Is it true that in the 1950's. The USDA helped coerce and force out Spanish farmers in Texas. Whose 500 acre stretches of land were given to them by the king of Spain, Fernando VII?

by ethan_kahn
Argumentmaker

Can you give us a more specific link to what you're asking about? All of Texas had been a Spanish colony a long time ago, which means the Spanish king at the time gave that land to white people to settle. But that would have been before Mexico, before Texan independence and before Texas became a state. But I doubt any significant claims remained in the 1950s based on the original Spanish land grants. Is that what you're referring to?

Edit: Didn't notice you specified the king. Fernando VII died in 1833, when Texas was still part of Mexico. His land grants would have been irrelevant by the 1950s, if anybody still owned land Fernando gave them, it was because their claim satisfied the laws of Mexico, independent Texas and then a century of American territorial, state and federal law prior to the 1950s.
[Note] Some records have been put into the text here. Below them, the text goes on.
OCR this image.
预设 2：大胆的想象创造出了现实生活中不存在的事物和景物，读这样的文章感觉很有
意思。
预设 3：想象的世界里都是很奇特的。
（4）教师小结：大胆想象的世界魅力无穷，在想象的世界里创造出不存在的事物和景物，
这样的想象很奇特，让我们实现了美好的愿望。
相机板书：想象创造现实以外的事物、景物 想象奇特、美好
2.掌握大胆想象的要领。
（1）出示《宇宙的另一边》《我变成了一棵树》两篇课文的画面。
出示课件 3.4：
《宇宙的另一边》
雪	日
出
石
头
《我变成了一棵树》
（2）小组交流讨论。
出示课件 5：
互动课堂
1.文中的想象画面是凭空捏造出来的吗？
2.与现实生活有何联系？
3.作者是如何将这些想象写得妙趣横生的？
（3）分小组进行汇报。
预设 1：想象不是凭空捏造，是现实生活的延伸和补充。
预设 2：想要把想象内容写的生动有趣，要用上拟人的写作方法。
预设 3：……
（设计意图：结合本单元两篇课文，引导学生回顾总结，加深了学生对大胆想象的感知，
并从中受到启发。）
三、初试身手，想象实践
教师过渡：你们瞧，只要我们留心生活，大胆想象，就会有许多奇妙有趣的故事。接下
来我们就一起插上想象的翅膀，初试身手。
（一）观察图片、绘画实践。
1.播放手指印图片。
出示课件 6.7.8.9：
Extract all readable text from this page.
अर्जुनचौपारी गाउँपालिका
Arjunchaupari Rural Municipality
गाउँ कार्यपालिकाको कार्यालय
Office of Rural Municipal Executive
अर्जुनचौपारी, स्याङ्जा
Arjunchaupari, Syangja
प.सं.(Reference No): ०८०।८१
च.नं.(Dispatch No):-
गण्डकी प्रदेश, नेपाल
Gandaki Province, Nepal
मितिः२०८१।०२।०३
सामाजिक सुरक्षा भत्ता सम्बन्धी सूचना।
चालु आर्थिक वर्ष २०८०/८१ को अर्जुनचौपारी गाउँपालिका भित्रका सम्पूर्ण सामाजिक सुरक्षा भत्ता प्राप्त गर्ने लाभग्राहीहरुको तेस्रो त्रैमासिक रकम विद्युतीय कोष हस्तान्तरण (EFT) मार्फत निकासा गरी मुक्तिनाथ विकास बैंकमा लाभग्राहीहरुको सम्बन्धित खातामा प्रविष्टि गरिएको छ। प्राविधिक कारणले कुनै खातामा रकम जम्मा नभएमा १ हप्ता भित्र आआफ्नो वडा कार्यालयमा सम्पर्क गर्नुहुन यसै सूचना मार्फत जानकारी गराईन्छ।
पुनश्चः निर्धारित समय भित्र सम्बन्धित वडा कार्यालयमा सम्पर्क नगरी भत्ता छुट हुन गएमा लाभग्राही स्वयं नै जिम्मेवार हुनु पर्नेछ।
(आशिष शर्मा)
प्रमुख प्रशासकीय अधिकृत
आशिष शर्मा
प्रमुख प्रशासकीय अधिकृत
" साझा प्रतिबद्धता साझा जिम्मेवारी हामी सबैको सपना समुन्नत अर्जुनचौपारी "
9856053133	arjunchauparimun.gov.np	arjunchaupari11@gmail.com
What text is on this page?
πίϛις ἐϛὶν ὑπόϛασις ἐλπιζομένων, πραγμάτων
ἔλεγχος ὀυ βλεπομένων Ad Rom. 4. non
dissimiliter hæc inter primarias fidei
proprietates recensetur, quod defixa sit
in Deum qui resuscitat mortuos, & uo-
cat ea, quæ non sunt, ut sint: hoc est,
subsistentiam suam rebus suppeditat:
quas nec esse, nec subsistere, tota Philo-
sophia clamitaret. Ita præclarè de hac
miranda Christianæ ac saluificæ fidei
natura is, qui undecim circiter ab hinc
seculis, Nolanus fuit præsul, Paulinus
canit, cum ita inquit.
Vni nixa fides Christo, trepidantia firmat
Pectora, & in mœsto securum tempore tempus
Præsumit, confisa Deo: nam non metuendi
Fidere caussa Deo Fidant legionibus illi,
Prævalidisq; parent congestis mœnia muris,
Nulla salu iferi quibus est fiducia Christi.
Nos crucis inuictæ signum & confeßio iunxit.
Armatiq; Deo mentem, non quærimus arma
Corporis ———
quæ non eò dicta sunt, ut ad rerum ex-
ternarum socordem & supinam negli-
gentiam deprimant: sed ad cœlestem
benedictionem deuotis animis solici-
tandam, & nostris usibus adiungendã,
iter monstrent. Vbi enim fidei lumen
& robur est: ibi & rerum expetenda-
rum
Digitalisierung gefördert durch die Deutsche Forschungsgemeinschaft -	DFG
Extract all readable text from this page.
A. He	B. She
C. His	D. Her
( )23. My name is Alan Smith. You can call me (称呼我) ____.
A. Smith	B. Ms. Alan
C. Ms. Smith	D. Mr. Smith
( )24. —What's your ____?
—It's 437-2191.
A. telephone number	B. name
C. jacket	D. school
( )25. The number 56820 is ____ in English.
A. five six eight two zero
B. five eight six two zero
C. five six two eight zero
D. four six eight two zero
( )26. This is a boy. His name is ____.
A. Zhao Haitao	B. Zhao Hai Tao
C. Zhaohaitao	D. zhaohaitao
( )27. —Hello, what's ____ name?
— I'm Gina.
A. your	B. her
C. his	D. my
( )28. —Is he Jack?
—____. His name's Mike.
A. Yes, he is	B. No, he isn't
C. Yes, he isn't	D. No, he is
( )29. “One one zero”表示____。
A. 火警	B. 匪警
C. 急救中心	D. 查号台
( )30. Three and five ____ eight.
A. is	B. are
So it seems like a weird question, I doubt anybody in the 1950s was relying primarily on Fernando's land grants in court. Am I missing something?

Trumbull

Just to clarify, is the question asking who was given 500 acres of land by the king of Spain, or is it asking about the factuality of the claim that the USDA helped coerce and force out Spanish farmers (who were given their land by the king of Spain)?

I don't know the answer to either, but your question is a little ambiguous to me.